Время тянулось бесконечно медленно. Просто катастрофически медленно! Я изо всех сил старалась держать глаза открытыми, но с каждой минутой становилось все сложнее контролировать свои непослушные веки. Это было просто ужасно, ничего хуже я еще в жизни не испытывала. И, казалось бы, ведь ничего не болит, лежи себе, отдыхай. Но нет! Когда дико хочется спать, и глаза закрываются сами, без твоего вмешательства, а перестать бороться – значит: получить обещанный болючий укол… пристрелите меня!
– Терпи, кисонька, – причитала Лизка, смачивая мои губы мокрой ваткой. Видимо, последние два слова я вслух сказала.

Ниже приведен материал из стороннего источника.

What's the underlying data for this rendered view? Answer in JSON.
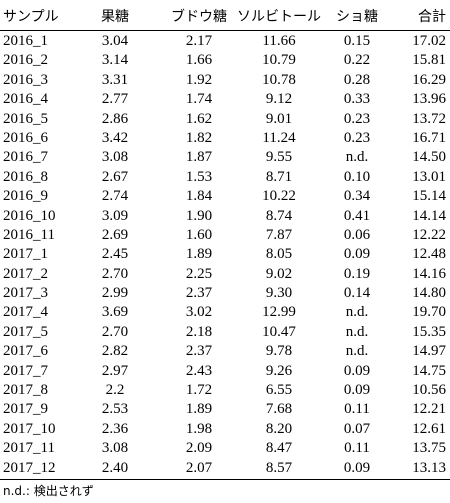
{
  "table": {
    "header": [
      "サンプル",
      "果糖",
      "ブドウ糖",
      "ソルビトール",
      "ショ糖",
      "合計"
    ],
    "rows": [
      [
        "2016_1",
        "3.04",
        "2.17",
        "11.66",
        "0.15",
        "17.02"
      ],
      [
        "2016_2",
        "3.14",
        "1.66",
        "10.79",
        "0.22",
        "15.81"
      ],
      [
        "2016_3",
        "3.31",
        "1.92",
        "10.78",
        "0.28",
        "16.29"
      ],
      [
        "2016_4",
        "2.77",
        "1.74",
        "9.12",
        "0.33",
        "13.96"
      ],
      [
        "2016_5",
        "2.86",
        "1.62",
        "9.01",
        "0.23",
        "13.72"
      ],
      [
        "2016_6",
        "3.42",
        "1.82",
        "11.24",
        "0.23",
        "16.71"
      ],
      [
        "2016_7",
        "3.08",
        "1.87",
        "9.55",
        "n.d.",
        "14.50"
      ],
      [
        "2016_8",
        "2.67",
        "1.53",
        "8.71",
        "0.10",
        "13.01"
      ],
      [
        "2016_9",
        "2.74",
        "1.84",
        "10.22",
        "0.34",
        "15.14"
      ],
      [
        "2016_10",
        "3.09",
        "1.90",
        "8.74",
        "0.41",
        "14.14"
      ],
      [
        "2016_11",
        "2.69",
        "1.60",
        "7.87",
        "0.06",
        "12.22"
      ],
      [
        "2017_1",
        "2.45",
        "1.89",
        "8.05",
        "0.09",
        "12.48"
      ],
      [
        "2017_2",
        "2.70",
        "2.25",
        "9.02",
        "0.19",
        "14.16"
      ],
      [
        "2017_3",
        "2.99",
        "2.37",
        "9.30",
        "0.14",
        "14.80"
      ],
      [
        "2017_4",
        "3.69",
        "3.02",
        "12.99",
        "n.d.",
        "19.70"
      ],
      [
        "2017_5",
        "2.70",
        "2.18",
        "10.47",
        "n.d.",
        "15.35"
      ],
      [
        "2017_6",
        "2.82",
        "2.37",
        "9.78",
        "n.d.",
        "14.97"
      ],
      [
        "2017_7",
        "2.97",
        "2.43",
        "9.26",
        "0.09",
        "14.75"
      ],
      [
        "2017_8",
        "2.2",
        "1.72",
        "6.55",
        "0.09",
        "10.56"
      ],
      [
        "2017_9",
        "2.53",
        "1.89",
        "7.68",
        "0.11",
        "12.21"
      ],
      [
        "2017_10",
        "2.36",
        "1.98",
        "8.20",
        "0.07",
        "12.61"
      ],
      [
        "2017_11",
        "3.08",
        "2.09",
        "8.47",
        "0.11",
        "13.75"
      ],
      [
        "2017_12",
        "2.40",
        "2.07",
        "8.57",
        "0.09",
        "13.13"
      ]
    ],
    "footnote": "n.d.: 検出されず"
  }
}
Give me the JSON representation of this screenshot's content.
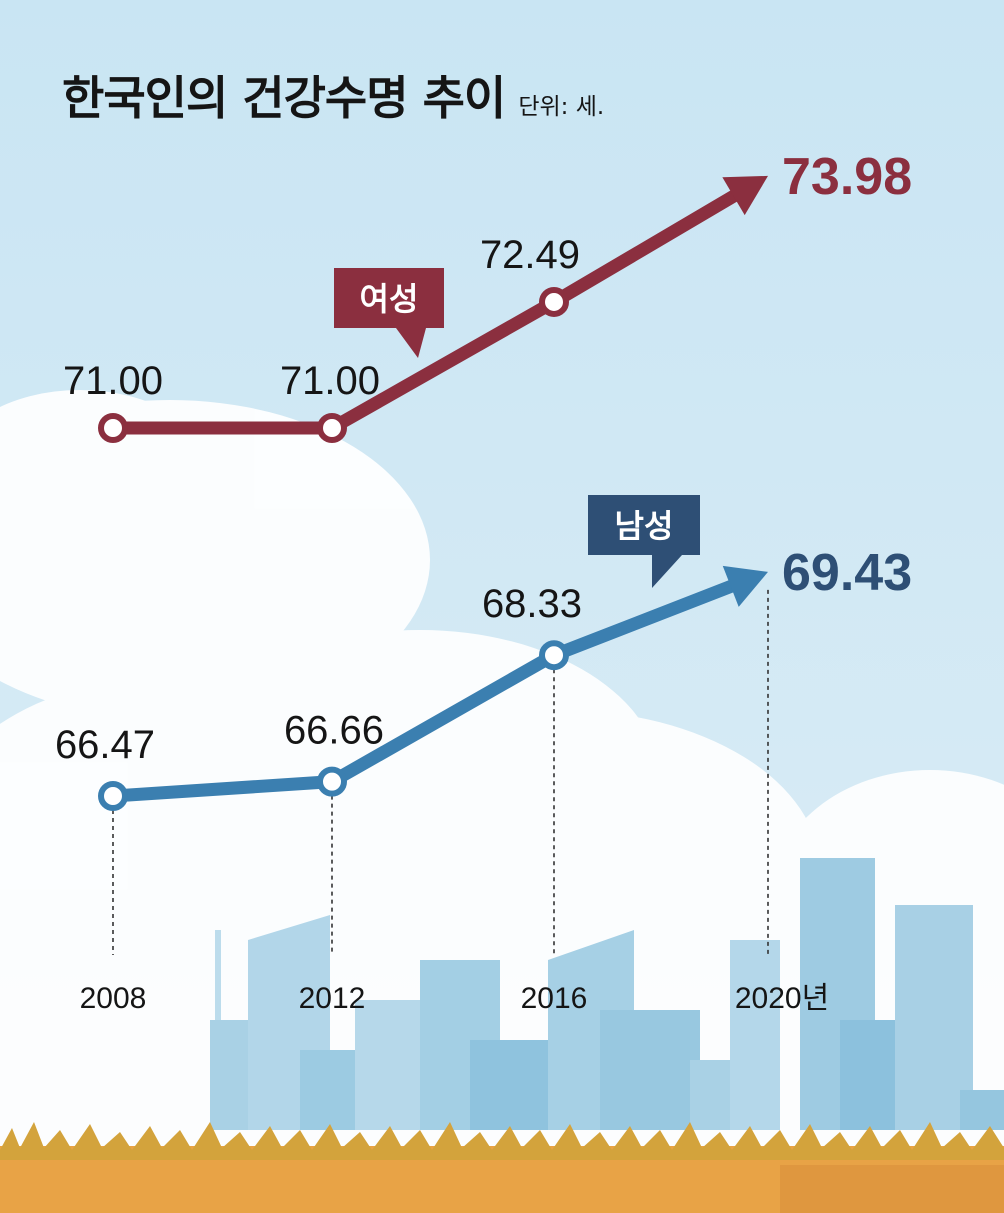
{
  "chart_data": {
    "type": "line",
    "title": "한국인의 건강수명 추이",
    "unit_label": "단위: 세.",
    "x_labels": [
      "2008",
      "2012",
      "2016",
      "2020년"
    ],
    "x": [
      2008,
      2012,
      2016,
      2020
    ],
    "series": [
      {
        "name": "여성",
        "values": [
          71.0,
          71.0,
          72.49,
          73.98
        ],
        "value_labels": [
          "71.00",
          "71.00",
          "72.49",
          "73.98"
        ],
        "color": "#8b2f3f"
      },
      {
        "name": "남성",
        "values": [
          66.47,
          66.66,
          68.33,
          69.43
        ],
        "value_labels": [
          "66.47",
          "66.66",
          "68.33",
          "69.43"
        ],
        "color": "#3b7fb0"
      }
    ],
    "badge_colors": [
      "#8b2f3f",
      "#2e4f75"
    ],
    "final_value_colors": [
      "#8b2f3f",
      "#2e4f75"
    ],
    "grid": false,
    "legend": "inline-badges"
  }
}
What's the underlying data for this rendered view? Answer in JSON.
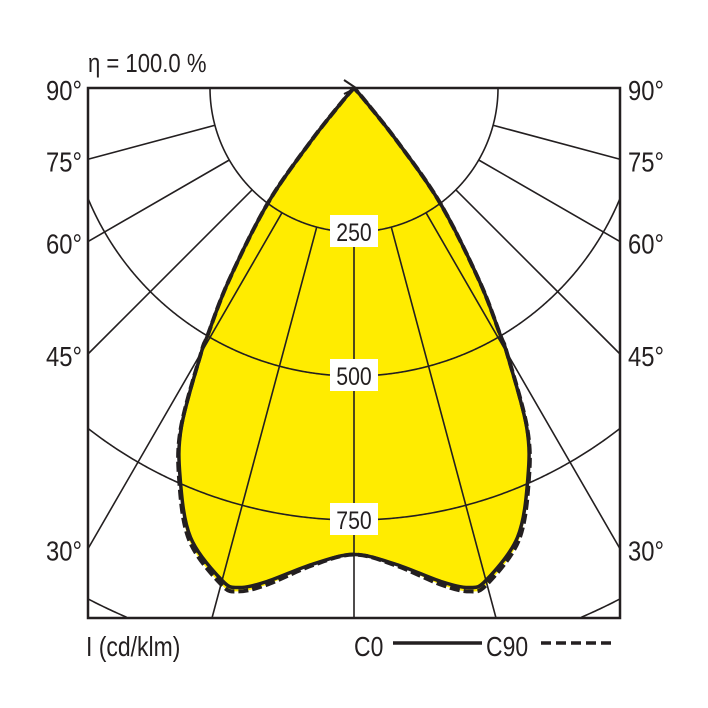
{
  "chart_data": {
    "type": "polar",
    "title": "η = 100.0 %",
    "unit_label": "I (cd/klm)",
    "angle_labels_left": [
      "90°",
      "75°",
      "60°",
      "45°",
      "30°"
    ],
    "angle_labels_right": [
      "90°",
      "75°",
      "60°",
      "45°",
      "30°"
    ],
    "radial_ticks": [
      250,
      500,
      750,
      1000
    ],
    "radial_tick_labels": [
      "250",
      "500",
      "750"
    ],
    "spoke_angles": [
      0,
      15,
      30,
      45,
      60,
      75,
      90
    ],
    "symmetric": true,
    "series": [
      {
        "name": "C0",
        "style": "solid",
        "angles": [
          0,
          5,
          10,
          13,
          15,
          20,
          24,
          27,
          30,
          30.6,
          33,
          36.8,
          39,
          41,
          42
        ],
        "values": [
          810,
          830,
          870,
          890,
          885,
          830,
          742,
          660,
          530,
          500,
          400,
          250,
          120,
          30,
          0
        ]
      },
      {
        "name": "C90",
        "style": "dashed",
        "angles": [
          0,
          5,
          10,
          13,
          15,
          20,
          24,
          27,
          30,
          30.6,
          33,
          36.8,
          39,
          41,
          42
        ],
        "values": [
          810,
          832,
          876,
          897,
          892,
          836,
          746,
          662,
          531,
          500,
          400,
          250,
          120,
          30,
          0
        ]
      }
    ],
    "colors": {
      "fill": "#ffec00",
      "line": "#231f20"
    }
  }
}
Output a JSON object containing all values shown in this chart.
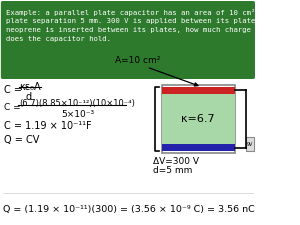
{
  "background": "#ffffff",
  "header_bg": "#2d7a2d",
  "header_text_color": "#ffffff",
  "plate_color_top": "#cc2222",
  "plate_color_bottom": "#2222aa",
  "dielectric_color": "#a8d8a8",
  "text_color": "#000000",
  "header_lines": [
    "Example: a parallel plate capacitor has an area of 10 cm² and",
    "plate separation 5 mm. 300 V is applied between its plates. If",
    "neoprene is inserted between its plates, how much charge",
    "does the capacitor hold."
  ],
  "formula3": "C = 1.19 × 10⁻¹¹F",
  "formula4": "Q = CV",
  "formula5": "Q = (1.19 × 10⁻¹¹)(300) = (3.56 × 10⁻⁹ C) = 3.56 nC",
  "label_A": "A=10 cm²",
  "label_kappa": "κ=6.7",
  "label_dV": "ΔV=300 V",
  "label_d": "d=5 mm"
}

Кстати, вот еще одна проблема: пить хотелось адски. И еще сильнее хотелось есть, желудок скручивало в узел от урчания! С момента моего последнего приема еды и воды прошли уже целые сутки, ведь на операцию меня забрали в одиннадцать, а потом бедный Коршун чах надо мной целых пять часов, и теперь вот уже сколько времени я мучаюсь… вот и получилось, что сутки пролетели, и организм срочно требует питания. Уже даже Аня успела выписаться и умотать домой, а скоро и Лизка уедет, и мы останемся в палате втроем.
И вот, два часа после операции прошли, доктора все не было, поэтому Лизка категорически запрещала мне спать, пить и даже есть. Хотя насчет еды он ни слова не сказал, и я пыталась вымолить у сестры хотя бы кусочек… колбаски.
– Колбасы?! – восклицала Лизка. – Какая колбаса?! Тебе даже пить нельзя!
– Лизонька, пожалуйста! – молила я.
Голос уже почти пришел в норму, я даже в кровати теперь находилась в положении полусидя. Кстати, чем больше проходило времени, тем лучше меня слушалось тело, глаза почти не слипались, стало значительно легче. Только есть хотелось жутко, и я всем сердцем желала, чтобы Лиза поскорее свалила домой.
– Вот придет твой доктор, тогда и поешь! – сестра была непреклонна.
А мне вдруг стало себя так жалко, что из глаз потекли слезы. Мучаюсь тут, а сестра продолжает издеваться. Всем остальным можно было пить и спать после двух часов мучений, а мне – жди доктора!
– Но ведь прошло уже два часа! – плакала я.
– Алис, ну потерпи! Сказал же его дождаться!
– У меня колбаска есть, как можно тебе будет – покушаем, – пообещала Оля, тут же став в моих глазах лучшей среди присутствующих.
– Нет! – простонала Таня со своей кровати.
Бедняга тоже мучилась от голода, но уже намного дольше моего. Из-за операции ей теперь еще две недели нельзя нормально есть, а то, что ей давали в столовой, на еду было совсем не похоже. Повариха ласково назвала это «бульончик», но пахло это нечто… в общем, Таня уже два дня голодная, только молоко холодное пьет. А тут мы с колбасой… я бы на ее месте убила нас.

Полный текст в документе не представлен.